Historias e estorias que não foram contadas

Historias e estorias que não foram contadas
uma foto, de um passado distante

segunda-feira, 29 de julho de 2013

Meu Chefe, meu herói! Fasc. 084

“O teu filho te vê como um herói, não te transforme em um tirano aos olhos dele.”
Plutarco.
 
Meu Chefe, meu herói! Fasc. 084

                 Recebi o recado do "Velho" quase na hora de sair do trabalho. Estranhei,
pois dificilmente ele fazia isto. Fiquei preocupado e fui direito a sua casa. Estava cansado aquele dia. Uma máquina resolveu quebrar e ficamos horas desmontando e consertando. Deu trabalho. Nem tomei banho, pois o chamado do "Velho" tinha prioridade. Subi as escadas e abri a porta da sala grande sem bater. O "Velho" estava lá, como sempre na sua poltrona de vime favorita ouvindo um dos velhos discos de vinil que ele insistia em manter. – "Velho"? Perguntei. O que ouve? Nada, respondeu. Mas me mandou chamar com urgência? Eu? Só pedi para passar aqui, mas vejo que você é rápido no gatilho. E riu a vontade. Só queria saber se você é esperto o bastante para saber quando for uma chamada séria de uma idiota. E riu com gosto.
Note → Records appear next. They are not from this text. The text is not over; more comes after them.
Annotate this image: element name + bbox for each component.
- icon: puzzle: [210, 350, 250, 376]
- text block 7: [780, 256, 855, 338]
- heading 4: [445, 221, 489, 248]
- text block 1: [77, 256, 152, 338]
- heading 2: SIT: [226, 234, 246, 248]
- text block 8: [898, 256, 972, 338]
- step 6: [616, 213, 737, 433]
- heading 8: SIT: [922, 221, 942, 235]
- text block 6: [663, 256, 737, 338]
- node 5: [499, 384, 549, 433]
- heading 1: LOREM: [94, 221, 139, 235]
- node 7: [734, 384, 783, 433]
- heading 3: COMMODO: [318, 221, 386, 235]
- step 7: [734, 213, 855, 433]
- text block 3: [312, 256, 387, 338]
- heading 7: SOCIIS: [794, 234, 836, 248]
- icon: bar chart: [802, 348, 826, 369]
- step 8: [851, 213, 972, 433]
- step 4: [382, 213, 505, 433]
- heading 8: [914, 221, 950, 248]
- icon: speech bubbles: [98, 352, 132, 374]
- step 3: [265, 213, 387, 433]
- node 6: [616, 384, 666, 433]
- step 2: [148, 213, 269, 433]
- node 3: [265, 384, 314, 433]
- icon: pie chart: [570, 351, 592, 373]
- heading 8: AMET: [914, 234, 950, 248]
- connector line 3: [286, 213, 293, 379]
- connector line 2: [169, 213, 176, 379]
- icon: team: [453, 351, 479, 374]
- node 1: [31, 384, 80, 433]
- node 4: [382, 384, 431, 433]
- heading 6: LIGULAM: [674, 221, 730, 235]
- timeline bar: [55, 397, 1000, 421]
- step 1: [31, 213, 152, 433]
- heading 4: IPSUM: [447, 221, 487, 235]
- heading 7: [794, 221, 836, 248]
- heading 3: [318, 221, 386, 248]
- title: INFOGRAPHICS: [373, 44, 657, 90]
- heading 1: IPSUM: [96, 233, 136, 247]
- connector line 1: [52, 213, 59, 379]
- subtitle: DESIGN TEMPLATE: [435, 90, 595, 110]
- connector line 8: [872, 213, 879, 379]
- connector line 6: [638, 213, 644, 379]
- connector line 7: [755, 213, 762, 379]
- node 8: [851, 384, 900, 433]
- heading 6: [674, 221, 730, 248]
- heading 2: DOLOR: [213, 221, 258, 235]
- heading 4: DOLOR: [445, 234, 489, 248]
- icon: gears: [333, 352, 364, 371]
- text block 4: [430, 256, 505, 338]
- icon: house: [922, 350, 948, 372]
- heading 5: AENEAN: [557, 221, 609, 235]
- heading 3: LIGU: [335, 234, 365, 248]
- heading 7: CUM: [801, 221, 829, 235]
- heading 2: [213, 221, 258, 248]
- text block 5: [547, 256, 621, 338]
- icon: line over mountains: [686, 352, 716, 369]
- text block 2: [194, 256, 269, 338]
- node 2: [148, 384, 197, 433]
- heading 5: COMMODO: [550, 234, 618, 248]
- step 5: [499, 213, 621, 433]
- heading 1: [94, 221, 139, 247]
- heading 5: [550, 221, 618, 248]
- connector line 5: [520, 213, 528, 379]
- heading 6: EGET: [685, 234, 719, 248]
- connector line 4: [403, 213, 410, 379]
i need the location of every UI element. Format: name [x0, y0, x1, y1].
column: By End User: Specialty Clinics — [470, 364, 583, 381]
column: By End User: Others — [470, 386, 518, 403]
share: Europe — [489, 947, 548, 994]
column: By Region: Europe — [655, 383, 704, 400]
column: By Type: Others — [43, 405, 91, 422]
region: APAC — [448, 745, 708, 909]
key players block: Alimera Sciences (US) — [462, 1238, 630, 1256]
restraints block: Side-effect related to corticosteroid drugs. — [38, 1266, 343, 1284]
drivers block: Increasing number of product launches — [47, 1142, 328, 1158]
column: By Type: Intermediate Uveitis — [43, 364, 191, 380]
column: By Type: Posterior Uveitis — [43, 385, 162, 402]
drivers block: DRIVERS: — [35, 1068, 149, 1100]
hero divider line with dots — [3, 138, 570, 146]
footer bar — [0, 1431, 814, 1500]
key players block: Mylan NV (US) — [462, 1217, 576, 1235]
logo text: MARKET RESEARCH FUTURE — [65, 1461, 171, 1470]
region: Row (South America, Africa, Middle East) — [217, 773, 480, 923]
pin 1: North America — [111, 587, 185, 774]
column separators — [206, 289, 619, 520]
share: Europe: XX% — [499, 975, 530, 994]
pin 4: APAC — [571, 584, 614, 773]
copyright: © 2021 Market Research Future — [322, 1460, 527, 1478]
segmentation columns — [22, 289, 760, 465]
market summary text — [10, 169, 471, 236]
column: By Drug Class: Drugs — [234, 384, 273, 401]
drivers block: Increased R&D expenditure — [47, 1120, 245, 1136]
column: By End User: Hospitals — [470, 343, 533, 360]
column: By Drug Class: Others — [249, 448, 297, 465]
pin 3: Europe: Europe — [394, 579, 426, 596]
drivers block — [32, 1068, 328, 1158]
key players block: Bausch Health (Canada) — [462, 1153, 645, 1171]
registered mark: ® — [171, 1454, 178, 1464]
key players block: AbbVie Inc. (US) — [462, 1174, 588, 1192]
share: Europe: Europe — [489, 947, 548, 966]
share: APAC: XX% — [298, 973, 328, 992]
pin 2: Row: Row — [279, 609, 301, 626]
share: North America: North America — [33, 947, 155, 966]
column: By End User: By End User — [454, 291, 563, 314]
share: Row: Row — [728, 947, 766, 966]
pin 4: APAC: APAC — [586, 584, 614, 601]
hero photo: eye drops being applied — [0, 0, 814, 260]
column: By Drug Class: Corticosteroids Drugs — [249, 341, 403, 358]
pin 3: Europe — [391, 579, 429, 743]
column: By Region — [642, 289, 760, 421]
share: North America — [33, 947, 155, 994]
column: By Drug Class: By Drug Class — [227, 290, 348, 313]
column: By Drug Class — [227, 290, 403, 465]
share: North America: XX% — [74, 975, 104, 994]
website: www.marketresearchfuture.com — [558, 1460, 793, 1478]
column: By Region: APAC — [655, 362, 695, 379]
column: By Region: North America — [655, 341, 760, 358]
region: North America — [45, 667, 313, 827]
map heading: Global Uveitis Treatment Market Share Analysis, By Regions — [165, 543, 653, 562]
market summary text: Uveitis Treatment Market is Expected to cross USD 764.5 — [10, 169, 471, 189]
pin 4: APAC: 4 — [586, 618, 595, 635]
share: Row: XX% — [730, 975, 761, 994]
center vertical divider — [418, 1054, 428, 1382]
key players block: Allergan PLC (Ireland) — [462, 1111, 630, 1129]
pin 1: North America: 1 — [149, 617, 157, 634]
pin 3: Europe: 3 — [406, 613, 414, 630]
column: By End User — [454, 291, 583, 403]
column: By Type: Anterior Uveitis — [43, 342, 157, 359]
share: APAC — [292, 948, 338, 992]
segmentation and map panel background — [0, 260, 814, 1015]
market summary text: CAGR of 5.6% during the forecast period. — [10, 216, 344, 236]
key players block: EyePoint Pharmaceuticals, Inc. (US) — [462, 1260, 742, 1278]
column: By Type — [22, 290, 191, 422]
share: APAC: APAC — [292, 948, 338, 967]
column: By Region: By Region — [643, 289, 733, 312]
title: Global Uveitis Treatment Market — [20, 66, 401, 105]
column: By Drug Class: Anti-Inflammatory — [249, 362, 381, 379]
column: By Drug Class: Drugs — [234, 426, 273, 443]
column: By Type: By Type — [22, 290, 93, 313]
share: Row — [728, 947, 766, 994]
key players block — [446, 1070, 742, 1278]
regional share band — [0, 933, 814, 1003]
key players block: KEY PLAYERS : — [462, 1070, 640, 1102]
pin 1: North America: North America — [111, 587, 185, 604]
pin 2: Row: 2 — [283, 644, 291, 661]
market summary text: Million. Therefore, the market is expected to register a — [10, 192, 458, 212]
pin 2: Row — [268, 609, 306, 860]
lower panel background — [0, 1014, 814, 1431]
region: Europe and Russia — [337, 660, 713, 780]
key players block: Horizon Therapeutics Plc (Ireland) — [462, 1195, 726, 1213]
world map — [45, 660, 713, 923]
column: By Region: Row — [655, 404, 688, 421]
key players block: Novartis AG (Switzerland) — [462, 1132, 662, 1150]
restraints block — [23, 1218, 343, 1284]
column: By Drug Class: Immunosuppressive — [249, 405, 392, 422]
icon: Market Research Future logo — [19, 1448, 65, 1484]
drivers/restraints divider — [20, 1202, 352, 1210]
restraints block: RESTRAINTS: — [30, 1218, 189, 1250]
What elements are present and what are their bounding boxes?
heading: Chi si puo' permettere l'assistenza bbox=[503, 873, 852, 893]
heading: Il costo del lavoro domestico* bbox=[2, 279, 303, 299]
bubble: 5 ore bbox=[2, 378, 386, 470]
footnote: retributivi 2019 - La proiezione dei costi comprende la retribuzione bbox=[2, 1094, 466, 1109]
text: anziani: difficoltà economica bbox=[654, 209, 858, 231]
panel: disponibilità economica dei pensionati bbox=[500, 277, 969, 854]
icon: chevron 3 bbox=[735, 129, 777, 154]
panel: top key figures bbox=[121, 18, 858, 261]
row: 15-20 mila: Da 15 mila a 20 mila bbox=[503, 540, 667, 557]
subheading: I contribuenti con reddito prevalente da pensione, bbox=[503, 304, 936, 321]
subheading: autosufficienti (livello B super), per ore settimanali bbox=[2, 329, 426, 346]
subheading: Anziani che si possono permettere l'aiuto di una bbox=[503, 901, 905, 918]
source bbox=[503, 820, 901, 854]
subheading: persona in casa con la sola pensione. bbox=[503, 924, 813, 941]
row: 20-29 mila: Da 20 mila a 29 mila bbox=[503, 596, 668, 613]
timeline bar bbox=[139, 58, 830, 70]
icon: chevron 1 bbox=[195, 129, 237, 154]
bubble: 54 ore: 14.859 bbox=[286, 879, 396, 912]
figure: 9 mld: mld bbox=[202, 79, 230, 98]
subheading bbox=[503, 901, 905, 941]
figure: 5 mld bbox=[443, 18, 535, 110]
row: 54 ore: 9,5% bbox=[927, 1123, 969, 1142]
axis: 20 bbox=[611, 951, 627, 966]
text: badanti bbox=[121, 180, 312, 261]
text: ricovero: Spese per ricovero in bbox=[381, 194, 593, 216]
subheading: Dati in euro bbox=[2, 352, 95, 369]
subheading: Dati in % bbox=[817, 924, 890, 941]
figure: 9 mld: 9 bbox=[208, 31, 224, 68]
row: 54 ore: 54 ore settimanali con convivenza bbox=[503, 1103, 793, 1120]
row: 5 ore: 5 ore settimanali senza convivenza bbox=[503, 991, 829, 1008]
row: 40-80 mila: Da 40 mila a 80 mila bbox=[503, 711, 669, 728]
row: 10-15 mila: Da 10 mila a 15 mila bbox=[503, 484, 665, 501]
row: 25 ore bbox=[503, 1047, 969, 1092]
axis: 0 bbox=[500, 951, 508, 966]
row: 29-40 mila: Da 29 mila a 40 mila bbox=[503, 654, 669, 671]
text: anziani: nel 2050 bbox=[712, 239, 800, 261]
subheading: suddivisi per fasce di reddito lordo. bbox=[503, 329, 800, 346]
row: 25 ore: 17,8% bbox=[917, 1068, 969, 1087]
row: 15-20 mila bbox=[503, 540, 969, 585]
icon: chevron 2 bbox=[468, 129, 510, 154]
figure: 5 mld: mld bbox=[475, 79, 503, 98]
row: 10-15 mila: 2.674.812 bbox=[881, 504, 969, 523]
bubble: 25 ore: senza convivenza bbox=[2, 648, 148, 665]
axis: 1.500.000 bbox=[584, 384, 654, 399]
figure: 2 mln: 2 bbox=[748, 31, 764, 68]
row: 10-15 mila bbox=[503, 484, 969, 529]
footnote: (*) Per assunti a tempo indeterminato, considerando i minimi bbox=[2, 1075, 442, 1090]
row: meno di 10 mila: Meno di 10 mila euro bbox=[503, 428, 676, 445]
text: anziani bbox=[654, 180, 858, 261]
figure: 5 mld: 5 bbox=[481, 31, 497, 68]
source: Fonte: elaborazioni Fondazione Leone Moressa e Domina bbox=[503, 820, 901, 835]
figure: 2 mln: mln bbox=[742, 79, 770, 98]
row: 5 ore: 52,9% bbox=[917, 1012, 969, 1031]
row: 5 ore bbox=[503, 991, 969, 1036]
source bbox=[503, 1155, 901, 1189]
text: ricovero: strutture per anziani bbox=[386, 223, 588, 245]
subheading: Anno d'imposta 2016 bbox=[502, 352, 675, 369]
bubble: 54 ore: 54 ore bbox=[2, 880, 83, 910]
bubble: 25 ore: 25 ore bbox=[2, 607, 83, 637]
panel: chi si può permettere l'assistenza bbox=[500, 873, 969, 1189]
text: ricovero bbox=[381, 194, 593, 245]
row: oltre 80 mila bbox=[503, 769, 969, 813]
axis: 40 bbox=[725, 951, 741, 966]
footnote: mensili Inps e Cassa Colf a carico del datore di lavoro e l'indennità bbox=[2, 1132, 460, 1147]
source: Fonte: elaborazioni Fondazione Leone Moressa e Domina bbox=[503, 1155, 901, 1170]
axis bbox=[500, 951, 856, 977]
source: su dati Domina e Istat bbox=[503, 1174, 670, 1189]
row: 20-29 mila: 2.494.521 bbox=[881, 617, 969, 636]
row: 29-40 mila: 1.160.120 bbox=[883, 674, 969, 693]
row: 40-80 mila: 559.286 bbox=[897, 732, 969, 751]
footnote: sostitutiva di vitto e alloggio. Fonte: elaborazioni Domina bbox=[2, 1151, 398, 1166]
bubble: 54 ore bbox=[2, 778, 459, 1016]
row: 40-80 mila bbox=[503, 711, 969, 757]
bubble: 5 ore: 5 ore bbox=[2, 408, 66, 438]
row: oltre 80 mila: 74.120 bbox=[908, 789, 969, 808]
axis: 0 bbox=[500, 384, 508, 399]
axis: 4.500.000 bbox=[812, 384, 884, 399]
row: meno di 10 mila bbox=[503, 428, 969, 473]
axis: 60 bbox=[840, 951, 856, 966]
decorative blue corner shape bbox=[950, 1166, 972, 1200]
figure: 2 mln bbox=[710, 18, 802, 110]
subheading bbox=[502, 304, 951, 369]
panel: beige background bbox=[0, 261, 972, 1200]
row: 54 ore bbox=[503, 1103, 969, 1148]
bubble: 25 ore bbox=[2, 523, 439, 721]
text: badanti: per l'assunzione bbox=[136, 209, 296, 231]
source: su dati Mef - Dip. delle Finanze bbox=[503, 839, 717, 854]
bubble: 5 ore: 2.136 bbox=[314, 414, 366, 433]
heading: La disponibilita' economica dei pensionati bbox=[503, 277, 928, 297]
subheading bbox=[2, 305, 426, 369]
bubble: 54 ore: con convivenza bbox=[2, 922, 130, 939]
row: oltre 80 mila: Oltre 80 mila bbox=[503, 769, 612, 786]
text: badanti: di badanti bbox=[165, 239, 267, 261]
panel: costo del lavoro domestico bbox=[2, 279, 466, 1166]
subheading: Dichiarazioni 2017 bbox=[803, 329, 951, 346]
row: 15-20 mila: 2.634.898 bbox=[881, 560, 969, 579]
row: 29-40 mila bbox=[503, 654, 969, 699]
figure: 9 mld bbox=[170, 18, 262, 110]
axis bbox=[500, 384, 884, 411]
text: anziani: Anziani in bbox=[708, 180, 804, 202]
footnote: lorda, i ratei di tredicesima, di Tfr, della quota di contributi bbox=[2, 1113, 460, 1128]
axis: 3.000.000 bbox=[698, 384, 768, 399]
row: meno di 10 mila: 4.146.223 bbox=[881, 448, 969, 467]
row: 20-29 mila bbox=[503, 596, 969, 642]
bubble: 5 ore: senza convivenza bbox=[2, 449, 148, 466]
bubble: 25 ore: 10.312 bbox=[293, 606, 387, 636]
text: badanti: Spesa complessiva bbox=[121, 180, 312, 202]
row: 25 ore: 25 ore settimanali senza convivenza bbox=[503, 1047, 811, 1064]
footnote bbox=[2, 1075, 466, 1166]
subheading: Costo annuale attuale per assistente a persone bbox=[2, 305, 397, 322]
                Nada contra o "Velho". Suas manias eram por mim aceitas sem raiva ou rancor. Logo a Vovó adentrou a sala. Olá! Você aqui hoje? Sorri de leve. Dificilmente eu ia à casa do "Velho" as terças feiras. Voltei para o "Velho". Vamos aproveitar minha vinda aqui e hoje e você termina suas observações sobre aquele tema do Meu Chefe, meu herói. O "Velho" me olhou e disse, olhe, não chamei você aqui para isto, mas porque não? E você vai ter opiniões fresquinhas. Veja, estive neste sábado a convite em dois grupos escoteiros. Não conhecia. Apenas confirmou o que eu pensava sobre o Diretor Técnico, seus chefes e suas sessões.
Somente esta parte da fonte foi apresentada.